Rice paddies bulldozed for coworking spaces, black-sand surf breaks crowded with laptops on the beach — Canggu is Bali's most honest argument about what tourism does to a place.
Canggu used to be described, in every guidebook from a decade ago, as the “quiet alternative” to Kuta. That sentence hasn’t been true for a while now, and anyone who tells you otherwise hasn’t sat in the traffic on Jalan Raya Canggu at 5pm, wedged between a hundred scooters and a Land Cruiser trying to get to a beach club. I say this with real affection, because I lived here for two months and understood exactly why it happened — the black volcanic sand at Batu Bolong and Echo Beach holds a genuinely good beginner-to-intermediate wave, the light in the late afternoon is extraordinary, and the whole place runs on an easy, barefoot informality that’s hard to manufacture anywhere else.
The name itself comes from the subak system — Bali’s UNESCO-recognized cooperative irrigation network, centuries old, run by farmer collectives called subak that manage water sharing for rice terraces across the island. You can still see fragments of that landscape if you ride north past Berawa toward Pererenan, where the paddies haven’t yet been sold off for villas, egrets stalking through the flooded fields at dawn while a construction crew pours concrete for the next co-living space fifty meters away.
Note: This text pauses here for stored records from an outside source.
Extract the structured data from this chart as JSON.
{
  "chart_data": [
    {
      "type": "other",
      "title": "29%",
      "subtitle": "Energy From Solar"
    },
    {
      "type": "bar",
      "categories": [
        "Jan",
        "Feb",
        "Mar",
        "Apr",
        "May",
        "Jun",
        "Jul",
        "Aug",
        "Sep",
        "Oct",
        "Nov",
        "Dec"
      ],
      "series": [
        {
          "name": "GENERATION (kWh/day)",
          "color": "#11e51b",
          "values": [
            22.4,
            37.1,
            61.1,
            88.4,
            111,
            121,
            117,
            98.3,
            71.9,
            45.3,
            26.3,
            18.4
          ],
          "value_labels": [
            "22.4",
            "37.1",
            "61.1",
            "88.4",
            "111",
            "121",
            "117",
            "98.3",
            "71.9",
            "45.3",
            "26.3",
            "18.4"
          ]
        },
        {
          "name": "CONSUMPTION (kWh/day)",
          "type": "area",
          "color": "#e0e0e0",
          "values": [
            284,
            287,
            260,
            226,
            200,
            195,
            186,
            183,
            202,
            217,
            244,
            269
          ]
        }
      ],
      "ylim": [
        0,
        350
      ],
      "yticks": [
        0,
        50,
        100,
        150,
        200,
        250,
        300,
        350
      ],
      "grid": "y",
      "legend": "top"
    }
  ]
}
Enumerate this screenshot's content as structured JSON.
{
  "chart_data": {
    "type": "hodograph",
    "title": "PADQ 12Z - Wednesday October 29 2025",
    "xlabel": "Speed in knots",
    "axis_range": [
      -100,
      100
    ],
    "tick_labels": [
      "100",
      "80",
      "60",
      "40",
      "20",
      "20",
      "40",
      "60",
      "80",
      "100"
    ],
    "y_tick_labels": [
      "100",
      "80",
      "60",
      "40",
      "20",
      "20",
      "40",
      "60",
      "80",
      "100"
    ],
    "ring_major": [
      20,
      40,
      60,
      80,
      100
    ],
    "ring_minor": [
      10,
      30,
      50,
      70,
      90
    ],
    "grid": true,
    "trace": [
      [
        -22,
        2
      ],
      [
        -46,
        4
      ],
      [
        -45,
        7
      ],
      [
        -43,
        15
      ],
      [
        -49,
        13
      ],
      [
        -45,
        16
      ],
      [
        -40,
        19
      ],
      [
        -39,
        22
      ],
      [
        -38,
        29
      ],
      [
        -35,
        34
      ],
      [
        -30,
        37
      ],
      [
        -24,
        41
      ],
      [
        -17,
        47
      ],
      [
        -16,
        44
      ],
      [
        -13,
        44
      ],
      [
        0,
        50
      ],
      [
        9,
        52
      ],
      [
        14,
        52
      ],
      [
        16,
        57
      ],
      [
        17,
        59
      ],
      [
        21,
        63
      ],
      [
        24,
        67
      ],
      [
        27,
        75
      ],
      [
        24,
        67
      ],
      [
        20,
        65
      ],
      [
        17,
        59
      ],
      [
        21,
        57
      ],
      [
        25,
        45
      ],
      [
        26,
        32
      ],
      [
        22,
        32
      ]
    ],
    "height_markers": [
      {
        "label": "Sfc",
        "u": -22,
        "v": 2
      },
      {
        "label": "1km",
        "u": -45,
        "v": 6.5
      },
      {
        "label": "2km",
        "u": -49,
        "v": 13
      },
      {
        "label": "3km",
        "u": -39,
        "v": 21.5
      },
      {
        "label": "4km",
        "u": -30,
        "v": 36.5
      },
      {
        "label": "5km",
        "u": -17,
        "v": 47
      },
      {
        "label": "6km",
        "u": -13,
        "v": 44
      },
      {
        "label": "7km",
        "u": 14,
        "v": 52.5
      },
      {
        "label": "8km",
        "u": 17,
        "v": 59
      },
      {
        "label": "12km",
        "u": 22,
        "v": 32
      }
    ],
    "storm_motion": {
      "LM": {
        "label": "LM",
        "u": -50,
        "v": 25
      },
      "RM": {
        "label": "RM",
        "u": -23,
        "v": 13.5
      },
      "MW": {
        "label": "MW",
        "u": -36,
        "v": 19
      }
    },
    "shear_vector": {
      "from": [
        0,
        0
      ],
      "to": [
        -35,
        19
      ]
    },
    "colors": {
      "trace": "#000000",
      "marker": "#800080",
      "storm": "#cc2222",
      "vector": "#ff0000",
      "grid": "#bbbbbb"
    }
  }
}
It’s an uncomfortable juxtaposition and I don’t think anyone here, foreign or Balinese, has fully made peace with it.
Surf, coffee, and the economy that ate a village
The wave at Echo Beach — Pantai Batu Mejan, if you want its actual name — breaks over a reef a short paddle out, and it’s become one of the most photographed breaks on the island, largely because of the black sand and the way the sunset backlights every surfer paddling back in. Batu Bolong, closer to the village center, has a rock arch just offshore that gives the beach its name and a softer, sandier bottom more forgiving for beginners. Both beaches get busy by mid-morning with a mix of long-term expats, digital nomads working from beachfront cafes, and Balinese surf instructors who’ve been riding these breaks since before Canggu had a single espresso machine.

Pura Batu Bolong itself, the small temple built on the rock formation at the beach’s edge, is easy to miss amid the surf schools and warung stalls, but it’s a working temple with regular ceremonies, and I’d occasionally see a procession of women in white and gold carrying fruit offerings past sunbathing tourists who had no idea what they were witnessing. That collision — sacred and casual, ancient and improvised — is Canggu’s whole personality in one frame.

When to go: April to October for dry weather and the best surf conditions, though Canggu is busy year-round now. Weekday mornings, before the beach clubs open, are still the closest thing left to the quiet version everyone remembers.